Japa and Other Stories came out of a struggle Iheoma Nwachukwu faced when trying to orient himself in the United States of 2017 to 2021, when attitudes toward immigrants suddenly shifted. The Japa characters explored in this book are immigrants who have no plans to return to their home country--for voluntary reasons--although they retain a strong connection to home.Review Quotes
African identities are diverse in Iheoma Nwachukwu's haunting, award-winning collection. . . . Displaced souls are blown hither and thither, rootless, like bees that have lost their homing instinct, in the muscular, poignant diaspora short stories of Japa and Other Stories.--Elaine Chiew "Foreword"

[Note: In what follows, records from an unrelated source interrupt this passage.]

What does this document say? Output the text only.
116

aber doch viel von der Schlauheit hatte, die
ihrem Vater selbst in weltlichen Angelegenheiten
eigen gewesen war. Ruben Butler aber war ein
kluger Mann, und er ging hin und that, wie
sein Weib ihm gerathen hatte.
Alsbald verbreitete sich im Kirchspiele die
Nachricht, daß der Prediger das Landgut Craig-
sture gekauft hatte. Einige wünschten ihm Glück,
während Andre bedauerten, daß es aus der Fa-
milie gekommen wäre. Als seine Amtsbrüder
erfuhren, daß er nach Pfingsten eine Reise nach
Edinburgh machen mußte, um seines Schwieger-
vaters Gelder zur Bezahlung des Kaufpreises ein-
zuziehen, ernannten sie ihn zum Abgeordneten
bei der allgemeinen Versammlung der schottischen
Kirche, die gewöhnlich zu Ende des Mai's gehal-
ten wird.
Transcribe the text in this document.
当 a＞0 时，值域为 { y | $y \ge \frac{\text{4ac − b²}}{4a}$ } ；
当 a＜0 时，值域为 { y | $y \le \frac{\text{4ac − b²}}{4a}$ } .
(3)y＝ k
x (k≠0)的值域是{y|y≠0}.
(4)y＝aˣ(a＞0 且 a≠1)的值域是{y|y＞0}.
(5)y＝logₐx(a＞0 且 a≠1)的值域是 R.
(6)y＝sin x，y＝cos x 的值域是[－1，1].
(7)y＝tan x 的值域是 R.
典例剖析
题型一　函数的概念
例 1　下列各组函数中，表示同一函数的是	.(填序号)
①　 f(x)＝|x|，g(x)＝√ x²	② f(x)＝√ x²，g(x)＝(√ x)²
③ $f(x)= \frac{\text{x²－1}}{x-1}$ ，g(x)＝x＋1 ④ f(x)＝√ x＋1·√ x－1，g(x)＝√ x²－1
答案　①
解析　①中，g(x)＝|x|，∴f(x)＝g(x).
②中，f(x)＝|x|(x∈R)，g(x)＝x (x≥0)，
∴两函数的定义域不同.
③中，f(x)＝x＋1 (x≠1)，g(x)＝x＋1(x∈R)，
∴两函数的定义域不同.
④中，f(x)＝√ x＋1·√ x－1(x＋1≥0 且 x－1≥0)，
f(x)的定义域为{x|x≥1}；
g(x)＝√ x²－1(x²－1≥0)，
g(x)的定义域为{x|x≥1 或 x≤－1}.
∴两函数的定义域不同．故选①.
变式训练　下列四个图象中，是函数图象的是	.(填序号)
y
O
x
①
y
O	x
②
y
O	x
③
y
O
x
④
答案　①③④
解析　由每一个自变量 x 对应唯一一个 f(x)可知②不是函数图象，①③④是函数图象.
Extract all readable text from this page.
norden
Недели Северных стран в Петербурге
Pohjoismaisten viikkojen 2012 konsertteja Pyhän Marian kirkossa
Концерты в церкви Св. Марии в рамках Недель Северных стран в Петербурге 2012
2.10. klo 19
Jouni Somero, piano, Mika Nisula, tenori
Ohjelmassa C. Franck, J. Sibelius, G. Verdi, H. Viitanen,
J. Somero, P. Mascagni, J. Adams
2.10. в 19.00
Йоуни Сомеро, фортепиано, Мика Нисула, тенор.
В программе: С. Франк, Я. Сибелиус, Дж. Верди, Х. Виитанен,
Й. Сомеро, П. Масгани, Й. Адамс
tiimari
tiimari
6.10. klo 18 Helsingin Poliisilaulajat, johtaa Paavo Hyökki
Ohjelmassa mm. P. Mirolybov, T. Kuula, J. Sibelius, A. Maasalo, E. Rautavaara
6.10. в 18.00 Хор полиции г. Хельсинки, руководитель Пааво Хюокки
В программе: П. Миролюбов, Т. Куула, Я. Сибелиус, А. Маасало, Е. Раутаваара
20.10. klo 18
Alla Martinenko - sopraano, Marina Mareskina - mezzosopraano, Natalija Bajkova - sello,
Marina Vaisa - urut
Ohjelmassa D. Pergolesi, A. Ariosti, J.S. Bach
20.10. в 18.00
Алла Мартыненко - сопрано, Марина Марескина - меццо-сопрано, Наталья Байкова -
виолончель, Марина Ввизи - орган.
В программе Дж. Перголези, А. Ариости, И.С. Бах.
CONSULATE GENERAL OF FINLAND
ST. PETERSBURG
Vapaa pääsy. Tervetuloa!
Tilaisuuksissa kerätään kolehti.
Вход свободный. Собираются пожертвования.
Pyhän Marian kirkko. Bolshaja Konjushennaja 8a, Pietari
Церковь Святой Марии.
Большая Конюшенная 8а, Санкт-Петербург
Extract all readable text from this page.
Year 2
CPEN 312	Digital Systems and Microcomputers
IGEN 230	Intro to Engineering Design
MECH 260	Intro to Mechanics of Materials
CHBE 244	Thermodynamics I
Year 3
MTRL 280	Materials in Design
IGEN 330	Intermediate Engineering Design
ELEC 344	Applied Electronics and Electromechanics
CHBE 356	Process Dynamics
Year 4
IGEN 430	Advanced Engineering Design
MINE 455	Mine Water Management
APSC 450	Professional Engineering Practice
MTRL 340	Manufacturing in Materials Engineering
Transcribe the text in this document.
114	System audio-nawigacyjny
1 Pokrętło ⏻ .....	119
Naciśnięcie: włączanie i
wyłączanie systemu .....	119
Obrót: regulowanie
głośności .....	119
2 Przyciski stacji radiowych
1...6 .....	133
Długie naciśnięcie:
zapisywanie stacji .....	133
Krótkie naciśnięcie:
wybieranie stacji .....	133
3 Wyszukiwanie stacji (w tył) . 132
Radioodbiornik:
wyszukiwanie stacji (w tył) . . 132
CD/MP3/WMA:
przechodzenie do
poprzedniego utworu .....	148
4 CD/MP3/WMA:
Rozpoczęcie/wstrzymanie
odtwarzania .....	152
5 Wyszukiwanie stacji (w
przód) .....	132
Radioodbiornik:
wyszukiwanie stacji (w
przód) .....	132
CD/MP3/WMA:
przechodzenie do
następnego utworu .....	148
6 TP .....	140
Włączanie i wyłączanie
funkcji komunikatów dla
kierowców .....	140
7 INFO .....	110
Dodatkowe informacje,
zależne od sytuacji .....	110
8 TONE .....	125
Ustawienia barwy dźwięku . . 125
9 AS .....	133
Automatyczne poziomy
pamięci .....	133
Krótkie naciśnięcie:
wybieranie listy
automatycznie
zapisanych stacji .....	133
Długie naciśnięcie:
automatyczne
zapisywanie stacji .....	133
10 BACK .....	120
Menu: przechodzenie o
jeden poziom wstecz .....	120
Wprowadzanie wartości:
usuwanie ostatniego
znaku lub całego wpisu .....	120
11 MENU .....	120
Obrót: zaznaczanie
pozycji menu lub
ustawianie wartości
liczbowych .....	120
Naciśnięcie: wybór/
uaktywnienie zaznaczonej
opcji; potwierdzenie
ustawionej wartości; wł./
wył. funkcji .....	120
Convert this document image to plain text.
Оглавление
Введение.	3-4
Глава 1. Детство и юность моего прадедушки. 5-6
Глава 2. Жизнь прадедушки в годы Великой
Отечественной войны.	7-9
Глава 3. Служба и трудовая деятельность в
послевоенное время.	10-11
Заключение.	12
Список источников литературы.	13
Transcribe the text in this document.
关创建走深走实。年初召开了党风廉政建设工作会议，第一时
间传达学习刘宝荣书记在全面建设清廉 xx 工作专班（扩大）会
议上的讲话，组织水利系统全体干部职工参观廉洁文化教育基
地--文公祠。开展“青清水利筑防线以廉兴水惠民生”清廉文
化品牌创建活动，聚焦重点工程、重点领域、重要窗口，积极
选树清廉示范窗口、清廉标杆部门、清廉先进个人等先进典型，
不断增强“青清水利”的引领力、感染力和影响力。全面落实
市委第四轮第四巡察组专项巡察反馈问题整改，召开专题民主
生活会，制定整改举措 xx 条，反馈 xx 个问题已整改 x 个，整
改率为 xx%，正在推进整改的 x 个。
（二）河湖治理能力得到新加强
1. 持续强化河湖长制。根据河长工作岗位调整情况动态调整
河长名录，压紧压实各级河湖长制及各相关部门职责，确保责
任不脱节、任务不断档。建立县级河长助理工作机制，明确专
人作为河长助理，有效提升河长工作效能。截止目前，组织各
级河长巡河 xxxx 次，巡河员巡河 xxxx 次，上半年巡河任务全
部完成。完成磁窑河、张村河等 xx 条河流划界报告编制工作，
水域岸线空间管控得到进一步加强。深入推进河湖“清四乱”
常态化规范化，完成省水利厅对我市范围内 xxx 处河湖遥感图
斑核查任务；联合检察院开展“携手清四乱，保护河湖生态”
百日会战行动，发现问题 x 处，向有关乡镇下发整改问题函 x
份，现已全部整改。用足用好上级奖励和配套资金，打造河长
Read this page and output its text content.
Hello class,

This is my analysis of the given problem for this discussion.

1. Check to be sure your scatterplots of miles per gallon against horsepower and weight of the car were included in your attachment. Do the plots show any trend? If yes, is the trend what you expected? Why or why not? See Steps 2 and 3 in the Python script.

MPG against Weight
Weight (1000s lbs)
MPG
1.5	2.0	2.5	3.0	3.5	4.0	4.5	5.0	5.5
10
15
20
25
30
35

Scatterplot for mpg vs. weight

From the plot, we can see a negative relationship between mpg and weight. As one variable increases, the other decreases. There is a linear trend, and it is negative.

Japa and Other Stories is a triumph: funny and ruthless, about every variety of longing there is on this earth. Nwachukwu is a terrific chronicler of the human condition, across continents and also close up, and a writer of truly brilliant short stories.
--Elizabeth McCracken "author of The Hero of This Book"Gorillas in Malaysia. U-Haul trucks in Utah. International soccer matches in Finland. What do these things have in common? These are just some of the props in Nwachukwu's Japa and Other Stories. This eclectic collection exceeds expectations--it not only reveals an untold Pynchonesque America rarely captured by African diaspora fiction in its Utah and Tallahassee settings but then returns to the mother continent paying homage in its seductive strangeness to Bolano in a Zanzibar and Equatorial Guinea like we've never seen before. Japa is a major delight of staggering ambition not only in its attempt to capture 'Nigerian-ness' but in testing story form at every turn.--Billy Kahora "author of The Cape Cod Bicycle War and Other Stories"
Japa and Other Stories is a brilliant collection of stories so ravishingly voiced that we inhabit African immigrants in the USA as if their souls were our own, allowing us to intensely share--as indeed we all share in our universal humanity--the yearning to find a self, an identity, a place in the universe. Iheoma Nwachukwu is a literary artist of the highest order.--Robert Olen Butler "author of the Pulitzer Prize-winning A Good Scent from a Strange Mountain"
About the Author
IHEOMA NWACHUKWU is a fiction writer and poet. He has won fellowships from the Mississippi Arts Commission, the Michener Center, and the Chinua Achebe Center. His work has been published in Ploughshares, the Southern Review, the Iowa Review, AGNI, Electric Literature, Crazyhorse, and other venues. Nwachukwu is an assistant professor at Eastern University and lives in Pennsylvania.